Haha, I also want to try, how to get the source code? Is it free?

Me:

It's open source on GitHub and is completely free.

Https://github.com/TommyLemon/APIJSON

Service side:

Very good! Has star!

Client:

Star +1, by the way also fork a research hey! In addition, the document is very detailed praise one!

Me:

What questions or suggestions can mention issue or send me e-mail [email protected], we exchange discussion ha!

Service side:

I feel I don't have to write a lot of interfaces, do not need to write compatible code, and do not need to write documents. Can focus on data processing, monitoring, statistics, analysis of haha!

Client:

I do not have to wait for the server to write a good interface to request, and now customize the return of the JSON, look at the request to know the return JSON structure, you can write the parse code directly haha!

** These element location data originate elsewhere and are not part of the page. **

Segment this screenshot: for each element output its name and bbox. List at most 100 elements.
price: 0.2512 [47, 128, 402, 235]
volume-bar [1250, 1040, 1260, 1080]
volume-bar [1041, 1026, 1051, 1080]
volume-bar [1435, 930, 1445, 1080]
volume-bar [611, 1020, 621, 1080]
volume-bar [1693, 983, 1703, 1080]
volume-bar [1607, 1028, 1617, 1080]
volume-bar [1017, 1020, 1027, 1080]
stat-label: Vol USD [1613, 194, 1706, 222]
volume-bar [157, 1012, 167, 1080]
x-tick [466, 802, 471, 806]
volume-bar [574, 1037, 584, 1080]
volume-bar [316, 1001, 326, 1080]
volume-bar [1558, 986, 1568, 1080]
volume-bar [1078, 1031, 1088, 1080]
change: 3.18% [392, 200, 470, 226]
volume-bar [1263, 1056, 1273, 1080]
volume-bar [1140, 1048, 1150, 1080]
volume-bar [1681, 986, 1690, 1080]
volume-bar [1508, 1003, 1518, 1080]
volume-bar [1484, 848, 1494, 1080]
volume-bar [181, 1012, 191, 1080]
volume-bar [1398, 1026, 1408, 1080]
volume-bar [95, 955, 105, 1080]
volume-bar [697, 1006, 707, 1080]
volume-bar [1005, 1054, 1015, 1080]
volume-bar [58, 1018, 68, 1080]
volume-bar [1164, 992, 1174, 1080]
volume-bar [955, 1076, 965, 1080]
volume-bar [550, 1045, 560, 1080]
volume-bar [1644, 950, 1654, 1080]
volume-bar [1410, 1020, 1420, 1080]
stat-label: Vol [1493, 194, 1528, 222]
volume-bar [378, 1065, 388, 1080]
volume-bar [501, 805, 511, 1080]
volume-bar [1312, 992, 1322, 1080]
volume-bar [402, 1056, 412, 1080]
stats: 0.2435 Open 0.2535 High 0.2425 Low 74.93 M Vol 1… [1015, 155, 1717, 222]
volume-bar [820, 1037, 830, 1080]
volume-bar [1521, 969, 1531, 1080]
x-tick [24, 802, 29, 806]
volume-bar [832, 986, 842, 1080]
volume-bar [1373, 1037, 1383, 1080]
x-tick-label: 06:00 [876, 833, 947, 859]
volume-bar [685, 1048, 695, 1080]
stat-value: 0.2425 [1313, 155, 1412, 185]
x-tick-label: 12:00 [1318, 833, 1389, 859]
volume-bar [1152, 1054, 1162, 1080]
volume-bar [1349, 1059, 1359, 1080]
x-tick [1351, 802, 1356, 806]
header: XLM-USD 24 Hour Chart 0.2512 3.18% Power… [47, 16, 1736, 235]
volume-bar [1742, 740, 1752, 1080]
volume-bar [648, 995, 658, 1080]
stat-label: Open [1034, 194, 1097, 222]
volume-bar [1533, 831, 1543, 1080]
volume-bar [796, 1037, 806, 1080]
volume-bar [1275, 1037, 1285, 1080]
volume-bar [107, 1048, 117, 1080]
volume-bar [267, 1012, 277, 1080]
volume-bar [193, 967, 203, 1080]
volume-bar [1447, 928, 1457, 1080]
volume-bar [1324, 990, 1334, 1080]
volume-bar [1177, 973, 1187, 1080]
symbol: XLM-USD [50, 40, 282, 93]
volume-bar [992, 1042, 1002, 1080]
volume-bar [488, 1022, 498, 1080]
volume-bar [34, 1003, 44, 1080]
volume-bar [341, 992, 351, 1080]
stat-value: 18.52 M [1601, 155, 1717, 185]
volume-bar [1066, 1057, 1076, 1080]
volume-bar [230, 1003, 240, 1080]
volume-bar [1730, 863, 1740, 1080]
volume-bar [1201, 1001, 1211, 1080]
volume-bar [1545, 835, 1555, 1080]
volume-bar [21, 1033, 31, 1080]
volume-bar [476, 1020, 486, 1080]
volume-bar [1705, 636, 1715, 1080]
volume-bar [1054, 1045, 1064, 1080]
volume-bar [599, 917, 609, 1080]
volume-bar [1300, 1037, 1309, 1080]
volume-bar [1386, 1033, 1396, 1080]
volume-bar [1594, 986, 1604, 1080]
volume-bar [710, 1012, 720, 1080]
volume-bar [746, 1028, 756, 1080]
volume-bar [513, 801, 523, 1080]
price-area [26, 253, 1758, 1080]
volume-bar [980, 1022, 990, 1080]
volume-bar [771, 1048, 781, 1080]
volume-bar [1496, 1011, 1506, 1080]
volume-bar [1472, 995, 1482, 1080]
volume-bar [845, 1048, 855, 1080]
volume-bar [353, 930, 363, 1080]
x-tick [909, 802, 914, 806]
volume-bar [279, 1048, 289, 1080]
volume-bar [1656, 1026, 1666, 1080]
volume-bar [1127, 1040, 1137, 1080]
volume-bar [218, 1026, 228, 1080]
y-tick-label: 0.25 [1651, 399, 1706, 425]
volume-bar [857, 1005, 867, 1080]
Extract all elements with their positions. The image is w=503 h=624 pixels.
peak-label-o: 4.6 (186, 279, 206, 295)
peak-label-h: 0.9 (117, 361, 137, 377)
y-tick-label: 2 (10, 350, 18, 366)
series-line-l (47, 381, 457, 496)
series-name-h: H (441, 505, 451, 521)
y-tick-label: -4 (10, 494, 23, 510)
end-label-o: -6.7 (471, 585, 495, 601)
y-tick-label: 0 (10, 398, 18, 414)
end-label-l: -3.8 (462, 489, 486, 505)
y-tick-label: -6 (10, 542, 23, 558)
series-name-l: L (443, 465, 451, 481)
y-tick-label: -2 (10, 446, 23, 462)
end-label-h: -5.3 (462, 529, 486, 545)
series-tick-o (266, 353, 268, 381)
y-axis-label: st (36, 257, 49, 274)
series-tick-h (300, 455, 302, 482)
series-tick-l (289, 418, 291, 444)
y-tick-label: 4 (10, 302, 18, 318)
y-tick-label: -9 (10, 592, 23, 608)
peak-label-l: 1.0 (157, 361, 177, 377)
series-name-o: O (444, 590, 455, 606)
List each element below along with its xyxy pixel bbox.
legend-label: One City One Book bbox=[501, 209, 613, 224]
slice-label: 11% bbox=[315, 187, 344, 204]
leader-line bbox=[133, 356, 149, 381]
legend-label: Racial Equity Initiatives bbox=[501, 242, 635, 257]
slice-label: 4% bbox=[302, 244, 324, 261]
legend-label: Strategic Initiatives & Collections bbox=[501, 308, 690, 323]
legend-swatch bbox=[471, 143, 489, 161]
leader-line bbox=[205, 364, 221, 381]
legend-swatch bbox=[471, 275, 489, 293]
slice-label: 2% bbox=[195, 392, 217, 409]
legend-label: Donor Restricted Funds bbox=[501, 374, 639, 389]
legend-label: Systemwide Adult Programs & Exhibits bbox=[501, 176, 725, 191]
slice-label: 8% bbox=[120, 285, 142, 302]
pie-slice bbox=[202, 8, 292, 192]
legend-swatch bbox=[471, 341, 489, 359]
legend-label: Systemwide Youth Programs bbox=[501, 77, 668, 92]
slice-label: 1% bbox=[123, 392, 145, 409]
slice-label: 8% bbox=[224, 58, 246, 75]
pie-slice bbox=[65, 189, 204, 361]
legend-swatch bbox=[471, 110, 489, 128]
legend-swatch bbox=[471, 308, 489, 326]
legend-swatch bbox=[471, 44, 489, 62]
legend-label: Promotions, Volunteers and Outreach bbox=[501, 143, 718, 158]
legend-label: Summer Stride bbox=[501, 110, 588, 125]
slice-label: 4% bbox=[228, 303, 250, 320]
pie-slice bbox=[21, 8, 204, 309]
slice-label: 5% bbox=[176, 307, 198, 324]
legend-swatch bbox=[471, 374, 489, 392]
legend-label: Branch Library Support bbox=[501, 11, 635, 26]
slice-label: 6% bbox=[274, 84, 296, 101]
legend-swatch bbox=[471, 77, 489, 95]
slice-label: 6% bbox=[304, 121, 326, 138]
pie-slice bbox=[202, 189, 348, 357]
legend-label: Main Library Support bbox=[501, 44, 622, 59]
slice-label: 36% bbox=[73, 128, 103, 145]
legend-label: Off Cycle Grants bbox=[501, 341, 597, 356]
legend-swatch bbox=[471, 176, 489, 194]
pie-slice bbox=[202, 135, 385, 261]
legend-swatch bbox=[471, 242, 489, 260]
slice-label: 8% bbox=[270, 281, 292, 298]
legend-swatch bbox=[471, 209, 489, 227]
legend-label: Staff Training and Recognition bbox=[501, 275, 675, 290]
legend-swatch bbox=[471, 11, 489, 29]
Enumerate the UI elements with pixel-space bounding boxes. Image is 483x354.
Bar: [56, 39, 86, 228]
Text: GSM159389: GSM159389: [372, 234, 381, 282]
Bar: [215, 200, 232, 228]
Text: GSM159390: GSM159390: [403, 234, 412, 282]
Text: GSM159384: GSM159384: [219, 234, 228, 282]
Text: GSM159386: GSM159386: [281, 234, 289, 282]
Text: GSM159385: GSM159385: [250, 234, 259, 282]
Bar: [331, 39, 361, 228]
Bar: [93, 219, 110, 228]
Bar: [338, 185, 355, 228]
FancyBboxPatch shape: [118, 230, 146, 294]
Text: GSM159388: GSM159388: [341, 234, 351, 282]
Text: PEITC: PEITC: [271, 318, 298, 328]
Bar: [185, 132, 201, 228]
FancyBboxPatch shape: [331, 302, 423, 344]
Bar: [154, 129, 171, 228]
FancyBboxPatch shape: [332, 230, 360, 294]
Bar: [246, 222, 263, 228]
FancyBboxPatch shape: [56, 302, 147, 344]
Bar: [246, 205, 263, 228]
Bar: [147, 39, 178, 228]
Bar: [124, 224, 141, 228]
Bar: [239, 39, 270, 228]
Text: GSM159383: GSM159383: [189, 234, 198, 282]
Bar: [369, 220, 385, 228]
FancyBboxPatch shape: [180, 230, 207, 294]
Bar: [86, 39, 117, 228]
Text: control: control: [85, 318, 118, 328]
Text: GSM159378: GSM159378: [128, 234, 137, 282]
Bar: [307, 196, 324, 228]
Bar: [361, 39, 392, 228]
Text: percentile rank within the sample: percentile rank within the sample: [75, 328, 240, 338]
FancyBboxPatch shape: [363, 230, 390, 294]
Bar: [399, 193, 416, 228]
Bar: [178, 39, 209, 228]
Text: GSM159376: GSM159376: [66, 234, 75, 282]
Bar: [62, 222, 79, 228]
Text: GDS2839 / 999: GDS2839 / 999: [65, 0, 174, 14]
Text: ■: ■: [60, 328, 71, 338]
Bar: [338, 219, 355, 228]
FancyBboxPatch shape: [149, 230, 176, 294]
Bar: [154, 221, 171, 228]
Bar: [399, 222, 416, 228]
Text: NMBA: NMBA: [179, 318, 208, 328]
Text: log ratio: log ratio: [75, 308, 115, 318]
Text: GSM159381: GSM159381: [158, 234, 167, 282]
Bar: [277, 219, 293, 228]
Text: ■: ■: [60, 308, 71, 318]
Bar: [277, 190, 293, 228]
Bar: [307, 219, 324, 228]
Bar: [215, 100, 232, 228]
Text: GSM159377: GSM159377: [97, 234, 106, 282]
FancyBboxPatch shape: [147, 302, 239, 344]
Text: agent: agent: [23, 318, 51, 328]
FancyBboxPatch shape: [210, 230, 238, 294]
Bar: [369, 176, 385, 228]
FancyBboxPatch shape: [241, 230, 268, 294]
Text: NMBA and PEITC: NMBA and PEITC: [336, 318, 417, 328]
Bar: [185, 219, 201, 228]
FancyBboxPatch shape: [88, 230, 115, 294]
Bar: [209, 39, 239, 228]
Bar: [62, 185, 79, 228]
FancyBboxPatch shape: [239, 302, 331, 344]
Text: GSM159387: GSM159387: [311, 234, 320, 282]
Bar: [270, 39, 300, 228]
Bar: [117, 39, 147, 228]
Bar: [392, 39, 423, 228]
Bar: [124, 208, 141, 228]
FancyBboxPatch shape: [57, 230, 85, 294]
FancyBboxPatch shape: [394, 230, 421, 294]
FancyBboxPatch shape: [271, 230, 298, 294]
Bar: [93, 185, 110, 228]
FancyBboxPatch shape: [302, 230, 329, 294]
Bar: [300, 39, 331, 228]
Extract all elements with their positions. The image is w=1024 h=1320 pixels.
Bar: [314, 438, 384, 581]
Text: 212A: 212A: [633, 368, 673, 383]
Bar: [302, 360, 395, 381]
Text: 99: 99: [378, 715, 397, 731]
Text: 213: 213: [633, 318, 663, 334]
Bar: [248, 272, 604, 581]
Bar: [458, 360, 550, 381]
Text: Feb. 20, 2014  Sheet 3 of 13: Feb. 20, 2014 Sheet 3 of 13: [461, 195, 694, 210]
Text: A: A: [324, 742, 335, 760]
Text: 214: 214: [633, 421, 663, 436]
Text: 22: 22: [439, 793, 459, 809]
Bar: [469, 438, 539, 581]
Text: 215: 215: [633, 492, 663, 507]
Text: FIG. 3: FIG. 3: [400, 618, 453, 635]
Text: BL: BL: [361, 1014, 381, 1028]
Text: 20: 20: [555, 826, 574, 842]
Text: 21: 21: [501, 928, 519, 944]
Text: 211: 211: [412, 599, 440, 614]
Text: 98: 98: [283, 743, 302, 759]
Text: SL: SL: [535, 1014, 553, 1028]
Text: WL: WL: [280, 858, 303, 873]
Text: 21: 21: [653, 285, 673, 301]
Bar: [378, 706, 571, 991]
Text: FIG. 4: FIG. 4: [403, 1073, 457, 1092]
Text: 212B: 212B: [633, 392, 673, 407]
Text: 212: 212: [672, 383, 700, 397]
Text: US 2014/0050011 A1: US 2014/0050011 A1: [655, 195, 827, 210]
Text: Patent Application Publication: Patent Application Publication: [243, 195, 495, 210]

(Note: The above is an adaptation of the real dialogue)

Apijson, let the interface and documentation go to hell!

source Code and documentation (remember to give a star Oh ^_^)

Https://github.com/TommyLemon/APIJSON

Download trial (test server address:39.108.143.172:8080)

apijsonclientapp.apk

"Turn from" https://www.cnblogs.com/LemonStantard/p/6157954.html

"Turn" Apijson, let the interface go to hell!